Provost search.There has been a high level of engagement with the candidates for provost. He commented about the importance of the provost position and commended the search committee for their work on such a daunting task. The campus visits will be concluded by the end of November.
Basketball arena. The president said there is no arena – there is an arena site (the Williams Bakery site). He indicated that the university has raised funds for a design phase, but the project needs a heroic effort and gift for the arena to become a reality.
Budget and comprehensive campaign.He reiterated that he expects the university to have a balanced budget for the biennium and that faculty salaries are the highest priority. The comprehensive campaign is at $371 million as of September 30, 2005. Grants and contracts have increased by approximately 50% this past year.
Building improvements. The president listed the campus building projects over the past 24 months: Lillis, the Art museum, Living Learning Center, Hayward Field entrance, Student Recreational facilities, Many Nations Longhouse, Student Health Center improvements, ground-breaking for the Education College expected in August 2006, and improvements are planned for Robinson Theatre.

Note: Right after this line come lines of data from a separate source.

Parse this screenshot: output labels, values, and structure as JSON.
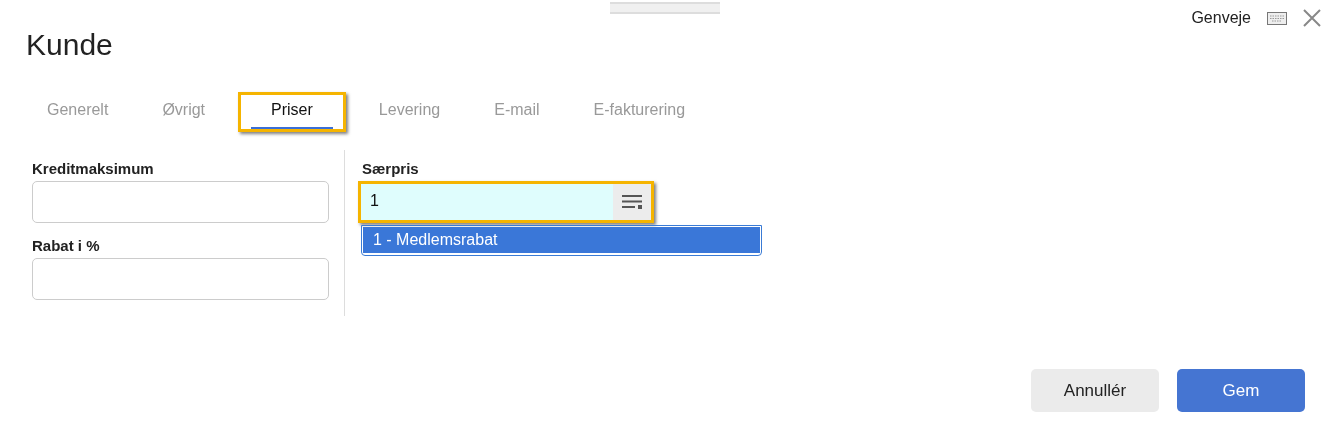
{
  "window": {
    "title": "Kunde",
    "shortcut_label": "Genveje"
  },
  "tabs": [
    {
      "label": "Generelt",
      "selected": false,
      "highlighted": false
    },
    {
      "label": "Øvrigt",
      "selected": false,
      "highlighted": false
    },
    {
      "label": "Priser",
      "selected": true,
      "highlighted": true
    },
    {
      "label": "Levering",
      "selected": false,
      "highlighted": false
    },
    {
      "label": "E-mail",
      "selected": false,
      "highlighted": false
    },
    {
      "label": "E-fakturering",
      "selected": false,
      "highlighted": false
    }
  ],
  "left_fields": [
    {
      "label": "Kreditmaksimum"
    },
    {
      "label": "Rabat i %"
    }
  ],
  "special_price": {
    "label": "Særpris",
    "value": "1",
    "highlighted": true,
    "suggestions": [
      {
        "text": "1 - Medlemsrabat",
        "selected": true
      }
    ]
  },
  "buttons": [
    {
      "label": "Annullér",
      "kind": "secondary"
    },
    {
      "label": "Gem",
      "kind": "primary"
    }
  ]
}
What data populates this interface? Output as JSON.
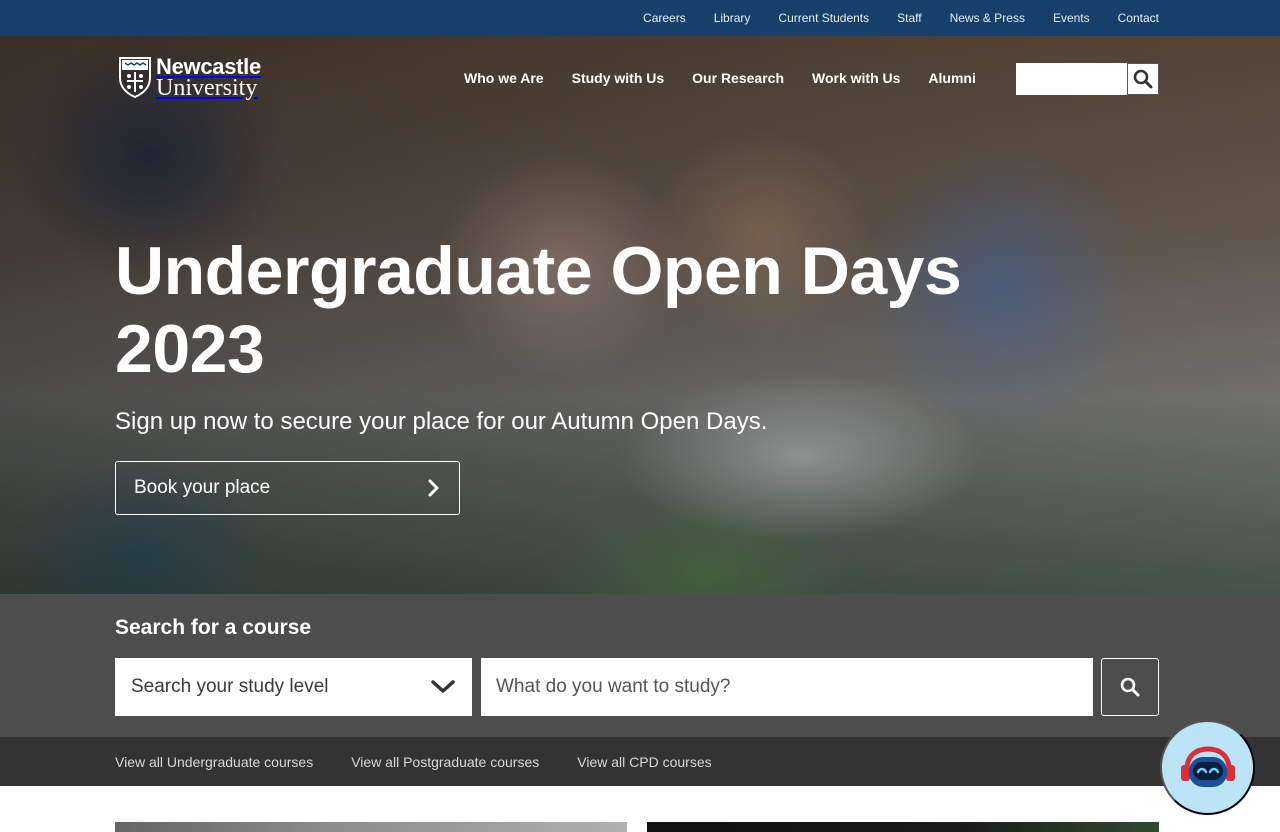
{
  "utility_nav": {
    "items": [
      {
        "label": "Careers"
      },
      {
        "label": "Library"
      },
      {
        "label": "Current Students"
      },
      {
        "label": "Staff"
      },
      {
        "label": "News & Press"
      },
      {
        "label": "Events"
      },
      {
        "label": "Contact"
      }
    ]
  },
  "logo": {
    "line1": "Newcastle",
    "line2": "University",
    "icon": "university-crest-icon"
  },
  "main_nav": {
    "items": [
      {
        "label": "Who we Are"
      },
      {
        "label": "Study with Us"
      },
      {
        "label": "Our Research"
      },
      {
        "label": "Work with Us"
      },
      {
        "label": "Alumni"
      }
    ]
  },
  "site_search": {
    "value": "",
    "placeholder": "",
    "icon": "search-icon"
  },
  "hero": {
    "title": "Undergraduate Open Days 2023",
    "subtitle": "Sign up now to secure your place for our Autumn Open Days.",
    "button_label": "Book your place",
    "button_icon": "chevron-right-icon"
  },
  "course_search": {
    "heading": "Search for a course",
    "level_select": {
      "selected": "Search your study level",
      "icon": "chevron-down-icon"
    },
    "study_input": {
      "value": "",
      "placeholder": "What do you want to study?"
    },
    "button_icon": "search-icon"
  },
  "course_links": {
    "items": [
      {
        "label": "View all Undergraduate courses"
      },
      {
        "label": "View all Postgraduate courses"
      },
      {
        "label": "View all CPD courses"
      }
    ]
  },
  "chatbot": {
    "icon": "chatbot-robot-icon"
  },
  "colors": {
    "utility_bar": "#173f6b",
    "course_search_bg": "#4d4d4d",
    "course_links_bg": "#333333",
    "chatbot_bg": "#bde3f7"
  }
}
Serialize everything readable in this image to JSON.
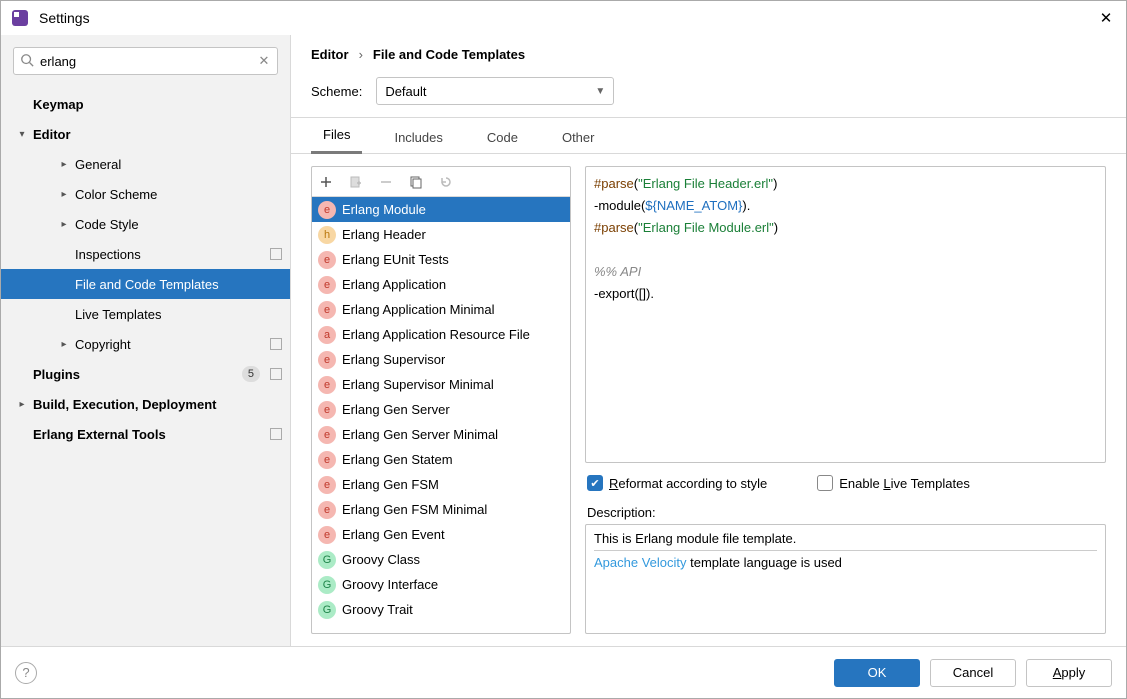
{
  "window_title": "Settings",
  "search": {
    "value": "erlang"
  },
  "sidebar": {
    "items": [
      {
        "label": "Keymap",
        "bold": true,
        "chev": "",
        "level": 0
      },
      {
        "label": "Editor",
        "bold": true,
        "chev": "down",
        "level": 0
      },
      {
        "label": "General",
        "chev": "right",
        "level": 1
      },
      {
        "label": "Color Scheme",
        "chev": "right",
        "level": 1
      },
      {
        "label": "Code Style",
        "chev": "right",
        "level": 1
      },
      {
        "label": "Inspections",
        "chev": "",
        "level": 1,
        "icon": true
      },
      {
        "label": "File and Code Templates",
        "chev": "",
        "level": 1,
        "selected": true
      },
      {
        "label": "Live Templates",
        "chev": "",
        "level": 1
      },
      {
        "label": "Copyright",
        "chev": "right",
        "level": 1,
        "icon": true
      },
      {
        "label": "Plugins",
        "bold": true,
        "chev": "",
        "level": 0,
        "badge": "5",
        "icon": true
      },
      {
        "label": "Build, Execution, Deployment",
        "bold": true,
        "chev": "right",
        "level": 0
      },
      {
        "label": "Erlang External Tools",
        "bold": true,
        "chev": "",
        "level": 0,
        "icon": true
      }
    ]
  },
  "breadcrumb": {
    "a": "Editor",
    "b": "File and Code Templates"
  },
  "scheme": {
    "label": "Scheme:",
    "value": "Default"
  },
  "tabs": [
    "Files",
    "Includes",
    "Code",
    "Other"
  ],
  "active_tab": 0,
  "templates": [
    {
      "icon": "e",
      "name": "Erlang Module",
      "selected": true
    },
    {
      "icon": "h",
      "name": "Erlang Header"
    },
    {
      "icon": "e",
      "name": "Erlang EUnit Tests"
    },
    {
      "icon": "e",
      "name": "Erlang Application"
    },
    {
      "icon": "e",
      "name": "Erlang Application Minimal"
    },
    {
      "icon": "a",
      "name": "Erlang Application Resource File"
    },
    {
      "icon": "e",
      "name": "Erlang Supervisor"
    },
    {
      "icon": "e",
      "name": "Erlang Supervisor Minimal"
    },
    {
      "icon": "e",
      "name": "Erlang Gen Server"
    },
    {
      "icon": "e",
      "name": "Erlang Gen Server Minimal"
    },
    {
      "icon": "e",
      "name": "Erlang Gen Statem"
    },
    {
      "icon": "e",
      "name": "Erlang Gen FSM"
    },
    {
      "icon": "e",
      "name": "Erlang Gen FSM Minimal"
    },
    {
      "icon": "e",
      "name": "Erlang Gen Event"
    },
    {
      "icon": "G",
      "name": "Groovy Class"
    },
    {
      "icon": "G",
      "name": "Groovy Interface"
    },
    {
      "icon": "G",
      "name": "Groovy Trait"
    }
  ],
  "code": {
    "l1a": "#parse",
    "l1b": "(",
    "l1c": "\"Erlang File Header.erl\"",
    "l1d": ")",
    "l2a": "-module(",
    "l2b": "${",
    "l2c": "NAME_ATOM",
    "l2d": "}",
    "l2e": ").",
    "l3a": "#parse",
    "l3b": "(",
    "l3c": "\"Erlang File Module.erl\"",
    "l3d": ")",
    "l4": "%% API",
    "l5": "-export([])."
  },
  "opts": {
    "reformat": "Reformat according to style",
    "livetpl": "Enable Live Templates",
    "reformat_checked": true,
    "livetpl_checked": false
  },
  "desc": {
    "label": "Description:",
    "line1": "This is Erlang module file template.",
    "link": "Apache Velocity",
    "line2": " template language is used"
  },
  "footer": {
    "ok": "OK",
    "cancel": "Cancel",
    "apply": "Apply"
  }
}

Academic Initiatives.The president noted that a Humanities Roundtable was held recently dealing with topics exploring how the humanities might be taught differently and how to make the humanities more visible. The East Asia initiative has resulted in 70 faculty who have significant scholarly engagement with Pacific Rim people and places.
During a question and answer period, a senator asked the president what price the UO would accept for the Westmoreland property and what type of buyer was sought in relation to student needs. President Frohnmayer replied that he had no income test, but that he does have concerns about childcare and rent costs in considering the overall offering price. He is looking at remediation effect for students.
Several notices of motion were given. Senator Matt Dennis, history, gave notice of a motion to amend US03/04 to enable the University Senate to convene with full legislative power. Faculty member Louise Westling, English, gave notice of a motion for the University Senate to sponsor public hearings on the implication of the UO’s relationship with the Department of Defense and campus research activities. And President Keyes reported that he received a motion from faculty member Paul Engelking, chemistry, to limit wireless computer internet access for students during class time. (See http://uoregon.edu~uosenate/ senate.html for full text of these motions.)
Emeritus Professor Frank Stahl provided some clarifying information regarding the motion to convene the assembly with legislative authority. He explained that it was difficult to convene the assembly and meet the required quorum, as was experienced several years ago. Consequently, the proposed motion would require closing the university from 3:00 to 6:00 on the day of the assembly to encourage attendance to meet the quorum necessary to act as a legislative body.
With no other business at hand, the meeting was adjourned at 4:50 p.m.